Clinique cartons from Arkay Packaging
Brand managers, Bacchetta adds, are increasingly interested in environmental issues and see it as an opportunity to support a sustainable use of resources and cultivate a positive emotional connection to their brand.
“As a natural evolution of Diamond’s Greenbox initiative, we are applying our tradition of innovation to green packaging design,” says Bacchetta. “Our new Green Chic packaging delivers ‘Beauty without Compromise’ by capturing the essence of luxury brands while communicating an environmentally friendly image and awareness.”
Being aligned with known eco-friendly certification is another key asset that suppliers can offer brands, according to Goldman. “We are FSC and SFI certified—and that kind of environmental responsibility and chain of custody is important to our clients in choosing a supplier. The most obvious choice now is to use a board with PCW (Post Consumer Waste). However, this can mean sacrifice in print integrity, cost, or board availability. We’ve just successfully tested a board with 50% PCW that prints great and is readily available. We are looking forward to producing our first job on this material next month,” he says.

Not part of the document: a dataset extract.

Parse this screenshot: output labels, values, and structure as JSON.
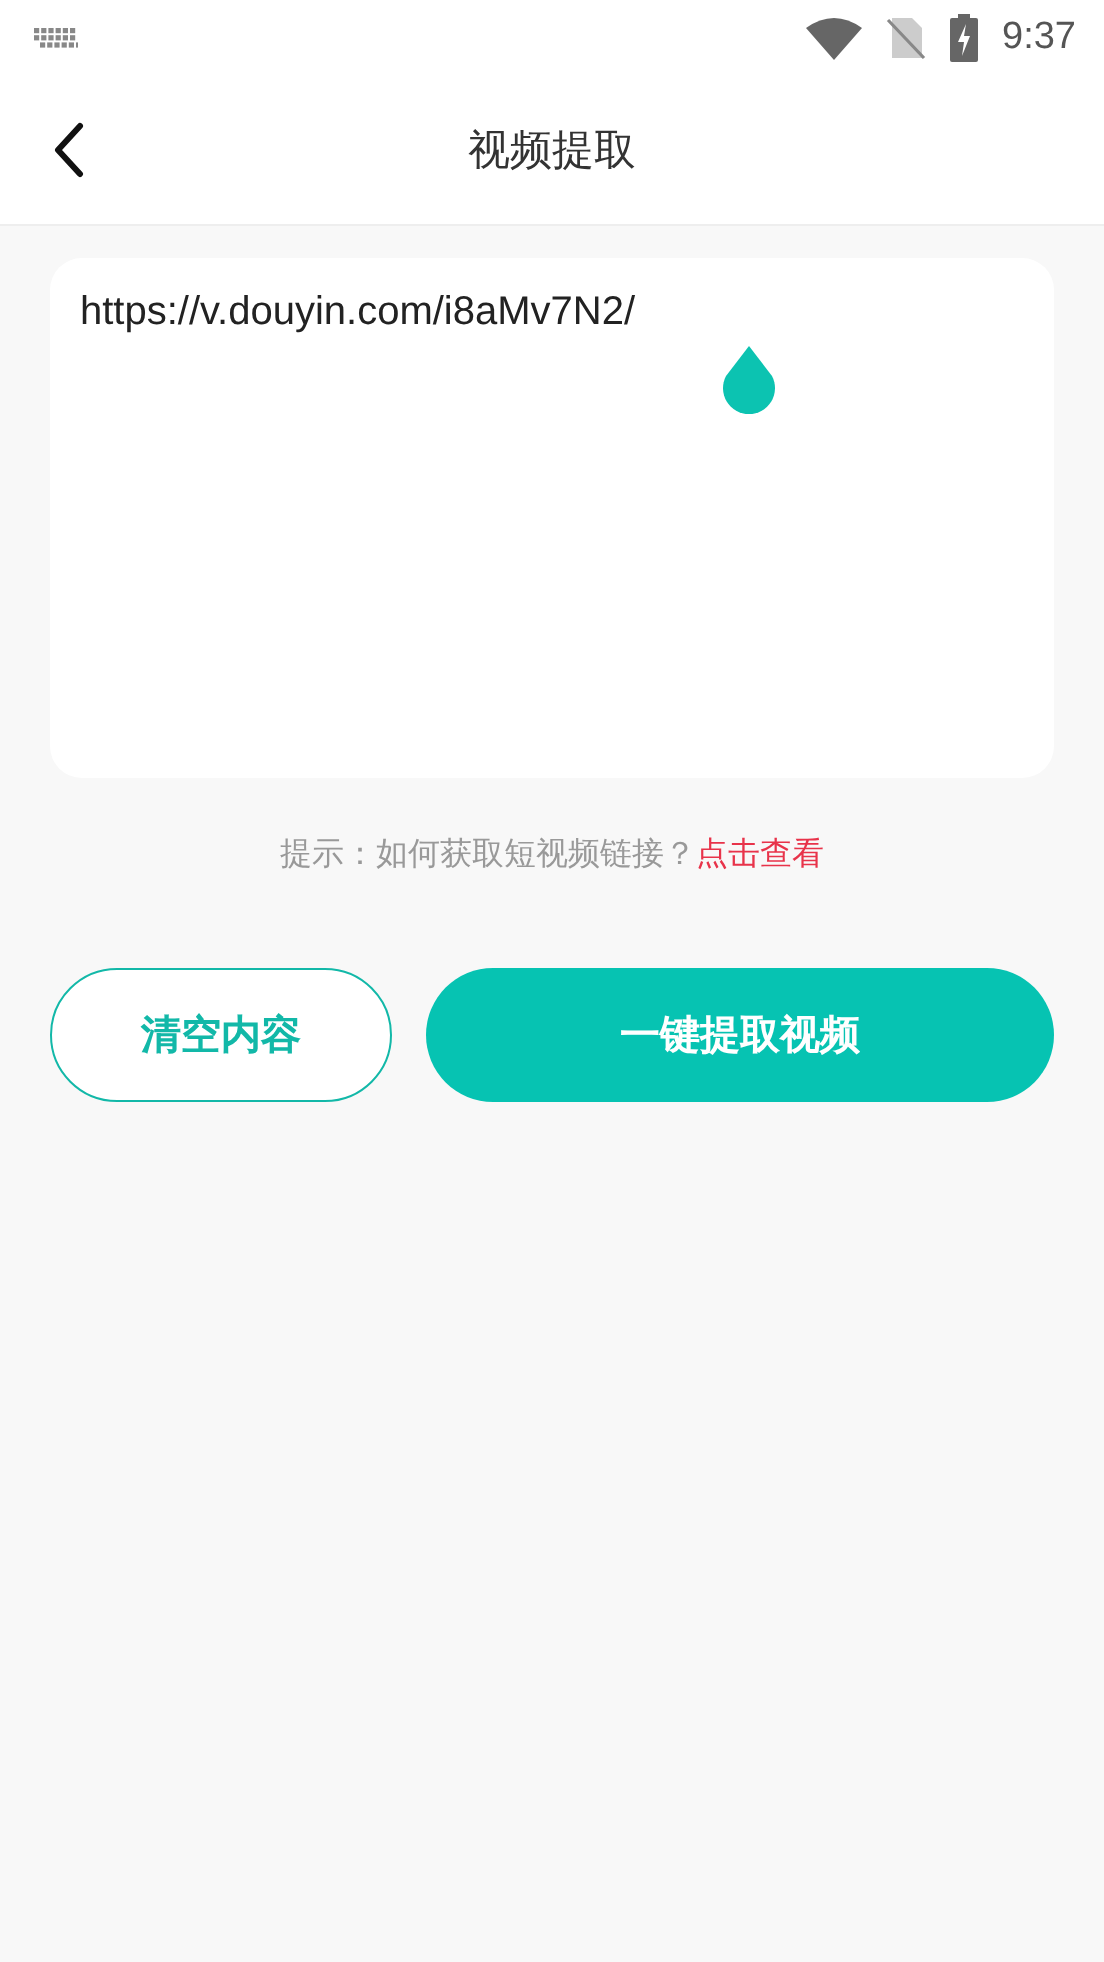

Stephen Gould’s Williams emphasizes the importance of being an eco-friendly supplier in today’s marketplace. “FSC is now a standard, not an option,” he says. “Paper stocks continue to improve the amount of post consumer waste while still maintaining a beautiful finish. For instance, one line we have is Arescycle, which includes a premium white/kraft line (CCKB) including a white pulp and/or DLK top surface. The filler is comprised of post consumer fibers and the bottom ply is recycled white pulp and/or DLK. The brightness is 80 and it has a five-ply, clay-coated kraft back. In regard to environmental awareness, it should be noted that all are 100% recycled fibers, 95% post consumer, recyclable and biodegradable. This is also available in clay-coated news back (CCNB) and clay-coated white back (CCWB),” says Williams.